Opened 12 months ago
#865 new defect
TCP is much slower than expected
Reported by: | Jiri Svoboda | Owned by: | |
---|---|---|---|
Priority: | major | Milestone: | |
Component: | helenos/unspecified | Version: | mainline |
Keywords: | Cc: | ||
Blocker for: | Depends on: | ||
See also: |
Description
TCP transfer rate is *very* low, much lower than expected (more than 16-times). In a nutshell, I would expect up to ~3 MB/s on my machine, but I get ~200 kB/s. Note that this enigmatic problem exists since the beginning of the TCP implementation.
Internal TCP transfer rate between two HelenOS tasks is almost exactly twice as slow as rate of transferring TCP out from HelenOS or into HelenOS from outside.

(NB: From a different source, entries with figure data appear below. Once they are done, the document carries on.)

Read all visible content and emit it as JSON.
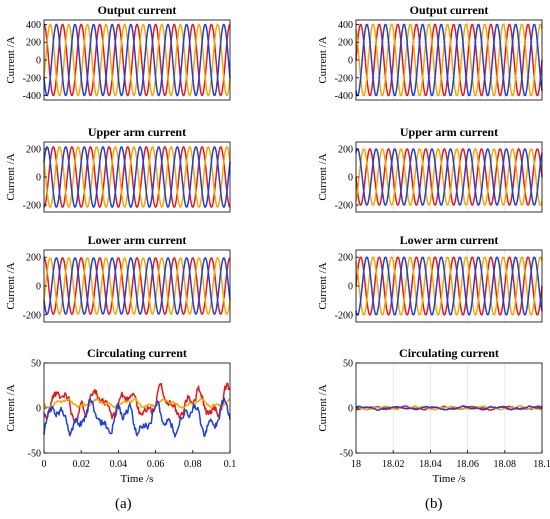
{
  "colors": {
    "phase_a": "#e31a1c",
    "phase_b": "#f5a800",
    "phase_c": "#1f3fd8",
    "axis": "#000000",
    "grid": "#d9d9d9"
  },
  "labels": {
    "a": "(a)",
    "b": "(b)"
  },
  "chart_data": [
    {
      "id": "a1",
      "type": "line",
      "title": "Output current",
      "xlabel": "",
      "ylabel": "Current /A",
      "xlim": [
        0,
        0.1
      ],
      "ylim": [
        -450,
        450
      ],
      "yticks": [
        -400,
        -200,
        0,
        200,
        400
      ],
      "xticks": [],
      "grid": false,
      "signal": "sine",
      "frequency_hz": 100,
      "series": [
        {
          "color_key": "phase_a",
          "amplitude": 400,
          "phase_deg": 90
        },
        {
          "color_key": "phase_b",
          "amplitude": 400,
          "phase_deg": -30
        },
        {
          "color_key": "phase_c",
          "amplitude": 400,
          "phase_deg": 210
        }
      ]
    },
    {
      "id": "b1",
      "type": "line",
      "title": "Output current",
      "xlabel": "",
      "ylabel": "Current /A",
      "xlim": [
        18,
        18.1
      ],
      "ylim": [
        -450,
        450
      ],
      "yticks": [
        -400,
        -200,
        0,
        200,
        400
      ],
      "xticks": [],
      "grid": true,
      "signal": "sine",
      "frequency_hz": 100,
      "series": [
        {
          "color_key": "phase_a",
          "amplitude": 400,
          "phase_deg": 0
        },
        {
          "color_key": "phase_b",
          "amplitude": 400,
          "phase_deg": 120
        },
        {
          "color_key": "phase_c",
          "amplitude": 400,
          "phase_deg": -120
        }
      ]
    },
    {
      "id": "a2",
      "type": "line",
      "title": "Upper arm current",
      "xlabel": "",
      "ylabel": "Current /A",
      "xlim": [
        0,
        0.1
      ],
      "ylim": [
        -250,
        250
      ],
      "yticks": [
        -200,
        0,
        200
      ],
      "xticks": [],
      "grid": false,
      "signal": "sine",
      "frequency_hz": 100,
      "series": [
        {
          "color_key": "phase_a",
          "amplitude": 215,
          "phase_deg": -90
        },
        {
          "color_key": "phase_b",
          "amplitude": 215,
          "phase_deg": 150
        },
        {
          "color_key": "phase_c",
          "amplitude": 215,
          "phase_deg": 30
        }
      ]
    },
    {
      "id": "b2",
      "type": "line",
      "title": "Upper arm current",
      "xlabel": "",
      "ylabel": "Current /A",
      "xlim": [
        18,
        18.1
      ],
      "ylim": [
        -250,
        250
      ],
      "yticks": [
        -200,
        0,
        200
      ],
      "xticks": [],
      "grid": true,
      "signal": "sine",
      "frequency_hz": 100,
      "series": [
        {
          "color_key": "phase_a",
          "amplitude": 200,
          "phase_deg": 180
        },
        {
          "color_key": "phase_b",
          "amplitude": 200,
          "phase_deg": -60
        },
        {
          "color_key": "phase_c",
          "amplitude": 200,
          "phase_deg": 60
        }
      ]
    },
    {
      "id": "a3",
      "type": "line",
      "title": "Lower arm current",
      "xlabel": "",
      "ylabel": "Current /A",
      "xlim": [
        0,
        0.1
      ],
      "ylim": [
        -250,
        250
      ],
      "yticks": [
        -200,
        0,
        200
      ],
      "xticks": [],
      "grid": false,
      "signal": "sine",
      "frequency_hz": 100,
      "series": [
        {
          "color_key": "phase_a",
          "amplitude": 195,
          "phase_deg": 90
        },
        {
          "color_key": "phase_b",
          "amplitude": 195,
          "phase_deg": -30
        },
        {
          "color_key": "phase_c",
          "amplitude": 195,
          "phase_deg": 210
        }
      ]
    },
    {
      "id": "b3",
      "type": "line",
      "title": "Lower arm current",
      "xlabel": "",
      "ylabel": "Current /A",
      "xlim": [
        18,
        18.1
      ],
      "ylim": [
        -250,
        250
      ],
      "yticks": [
        -200,
        0,
        200
      ],
      "xticks": [],
      "grid": true,
      "signal": "sine",
      "frequency_hz": 100,
      "series": [
        {
          "color_key": "phase_a",
          "amplitude": 200,
          "phase_deg": 0
        },
        {
          "color_key": "phase_b",
          "amplitude": 200,
          "phase_deg": 120
        },
        {
          "color_key": "phase_c",
          "amplitude": 200,
          "phase_deg": -120
        }
      ]
    },
    {
      "id": "a4",
      "type": "line",
      "title": "Circulating current",
      "xlabel": "Time /s",
      "ylabel": "Current /A",
      "xlim": [
        0,
        0.1
      ],
      "ylim": [
        -50,
        50
      ],
      "yticks": [
        -50,
        0,
        50
      ],
      "xticks": [
        0,
        0.02,
        0.04,
        0.06,
        0.08,
        0.1
      ],
      "xtick_labels": [
        "0",
        "0.02",
        "0.04",
        "0.06",
        "0.08",
        "0.1"
      ],
      "grid": false,
      "signal": "noise",
      "series": [
        {
          "color_key": "phase_a",
          "offset": 5,
          "amplitude": 18,
          "seed": 11
        },
        {
          "color_key": "phase_b",
          "offset": 5,
          "amplitude": 5,
          "seed": 23
        },
        {
          "color_key": "phase_c",
          "offset": -12,
          "amplitude": 18,
          "seed": 37
        }
      ]
    },
    {
      "id": "b4",
      "type": "line",
      "title": "Circulating current",
      "xlabel": "Time /s",
      "ylabel": "Current /A",
      "xlim": [
        18,
        18.1
      ],
      "ylim": [
        -50,
        50
      ],
      "yticks": [
        -50,
        0,
        50
      ],
      "xticks": [
        18,
        18.02,
        18.04,
        18.06,
        18.08,
        18.1
      ],
      "xtick_labels": [
        "18",
        "18.02",
        "18.04",
        "18.06",
        "18.08",
        "18.1"
      ],
      "grid": true,
      "signal": "noise",
      "series": [
        {
          "color_key": "phase_a",
          "offset": 0,
          "amplitude": 2,
          "seed": 5
        },
        {
          "color_key": "phase_b",
          "offset": 0,
          "amplitude": 2,
          "seed": 9
        },
        {
          "color_key": "phase_c",
          "offset": 0,
          "amplitude": 2,
          "seed": 13
        }
      ]
    }
  ]
}
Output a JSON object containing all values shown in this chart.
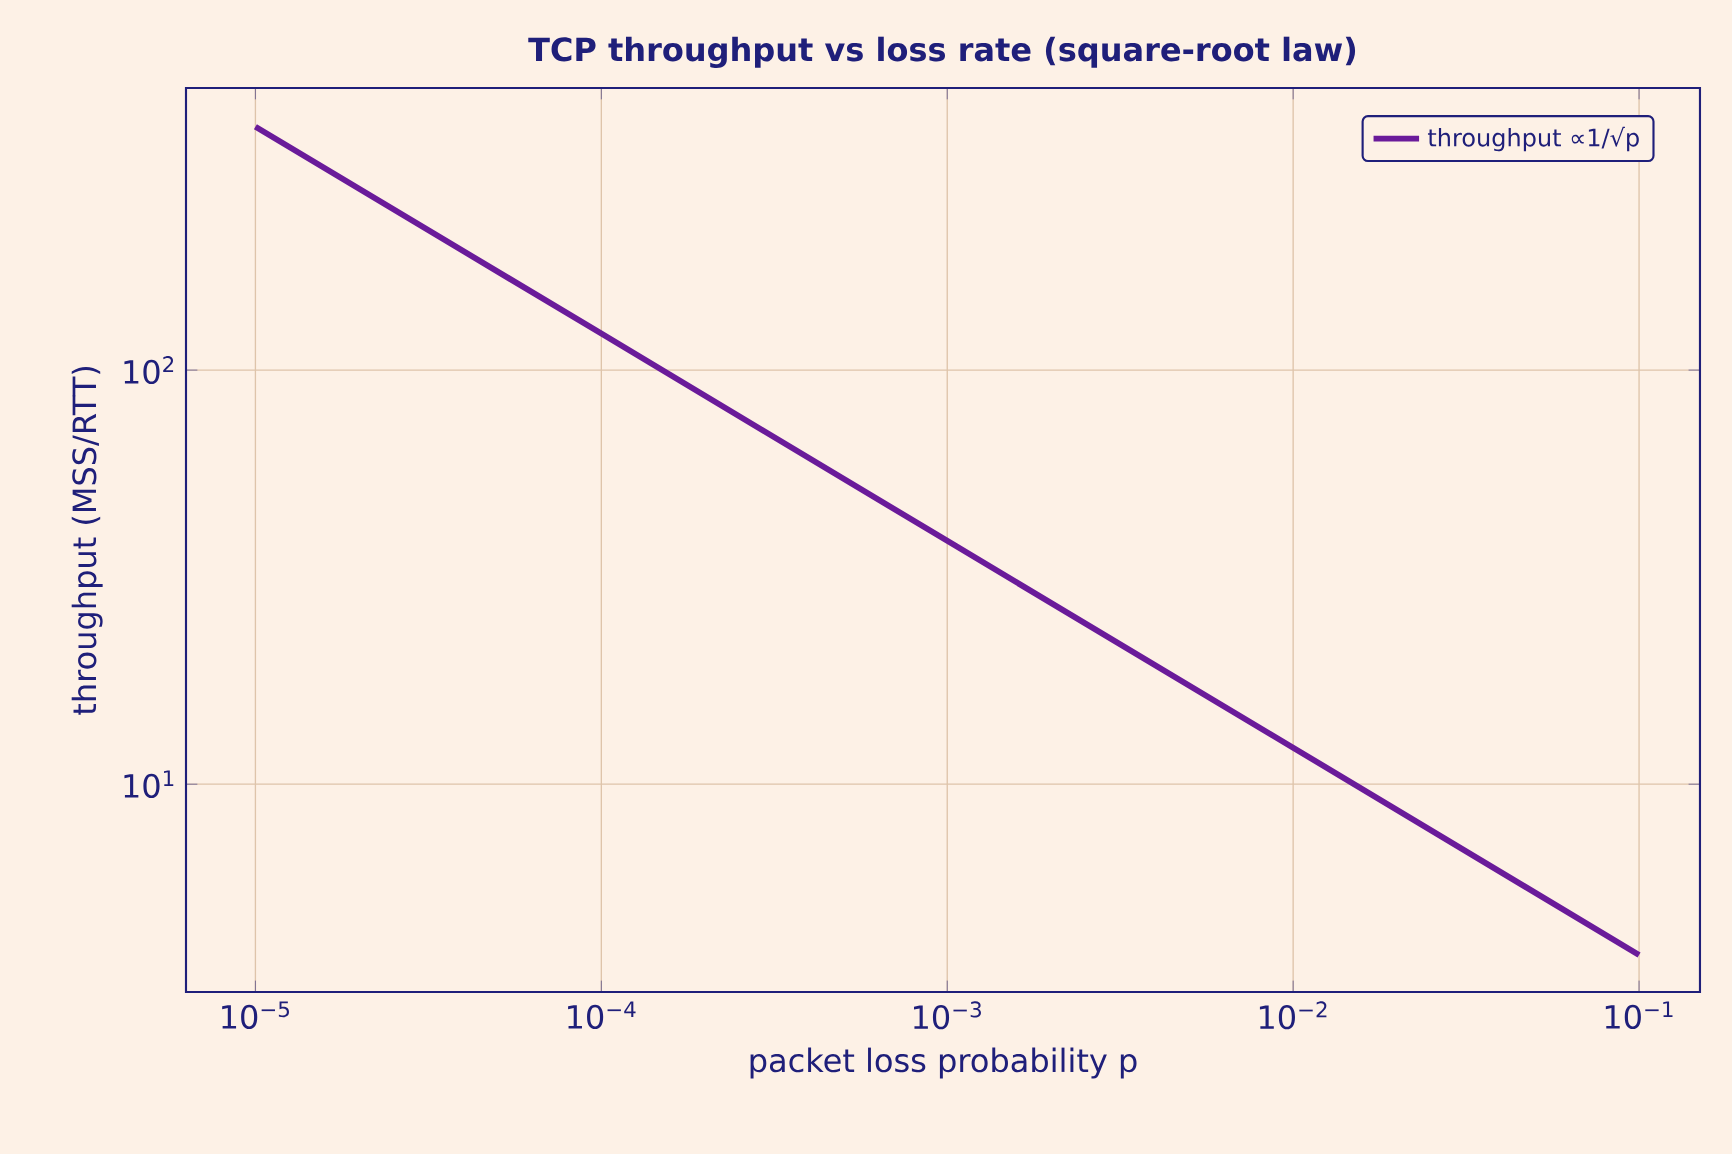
{
  "chart_data": {
    "type": "line",
    "title": "TCP throughput vs loss rate (square-root law)",
    "xlabel": "packet loss probability  p",
    "ylabel": "throughput  (MSS/RTT)",
    "x": [
      1e-05,
      0.0001,
      0.001,
      0.01,
      0.1
    ],
    "series": [
      {
        "name": "throughput ∝1/√p",
        "color": "#6a1b9a",
        "values": [
          387,
          122.5,
          38.7,
          12.25,
          3.87
        ]
      }
    ],
    "log": "xy",
    "xlim": [
      6.3e-06,
      0.15
    ],
    "ylim": [
      3.15,
      480
    ],
    "xticks": [
      {
        "value": 1e-05,
        "label": "10$^{−5}$"
      },
      {
        "value": 0.0001,
        "label": "10$^{−4}$"
      },
      {
        "value": 0.001,
        "label": "10$^{−3}$"
      },
      {
        "value": 0.01,
        "label": "10$^{−2}$"
      },
      {
        "value": 0.1,
        "label": "10$^{−1}$"
      }
    ],
    "yticks": [
      {
        "value": 10,
        "label": "10$^{1}$"
      },
      {
        "value": 100,
        "label": "10$^{2}$"
      }
    ],
    "grid": true,
    "legend": "top right",
    "marker": "none",
    "line_style": "solid"
  }
}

This suggests that it's HelenOS TCP that incurs the penalty.
I also seem to remember that if we transfer 2x larger TCP PDUs, we get 2x the transfer rate.
I tried disabling retransmission timers to see if they had an effect. This improved the transfer rate slightly, but not significantly.
The fact that the network stack transfers data using IPC writes incurs an upper limit on the transfer rate, but it is significantly larger.
See below for detailed measurements of rate of transferring out of HelenOS, into HelenOS, between two tasks in HelenOS, plus IPC baseline transfer rate measurement.
Upload to host rate
method:
# mkfile -p -s 16m /data/web/test # websrv $ wget http://127.0.0.1/test [read kB/s from wget]
ns_ping gives 46000 ops/s
4 hops: websrv→tcp, tcp→ip, ip→ethip, ethip→e1k
data is sent in 1024B segments (based on BUFFER_SIZE in websrv)
baseline: 210 kB/s
no FS: 261 kB/s
no FS + no RT: 280-300 kB/S
Download from host rate
method:
$ cd /tmp $ dd if=/dev/zero of=test bs=1024k count=16 $ cat >lighttpd.conf server.document-root = "/tmp" server.port = 3000 $ lighttpd -D -f lighttpd.conf # cd /tmp # download -o test http://<host-ip>:3000/test [measure number of seconds taken and compute transfer rate]
no FS + no RT: 290 kB/S
Internal OS transfer rate
method:
# mkfile -p -s 8m /data/web/test # websrv # download -o /tmp/test http://127.0.0.1:8080/test [measure time taken in seconds, compute transfer rate]
baseline: 145 kB/s
[note: one half upload/download, exactly to measuring precision!]
IPC 1kB block transfer rate
hbench write1k: 13.5 MiB / s
method:
# /srv/test/ipc-test # hbench write1k
nic→ethip→ip→tcp→app = 4 hops
4 hop transfer rate estimate: 13.5 MiB / s / 4 = 3.375 MiB / s
3.375 / 0.21 = 16.875
So we are at least 16 times slower than what is the limit based on the
method used to transfer data via IPC.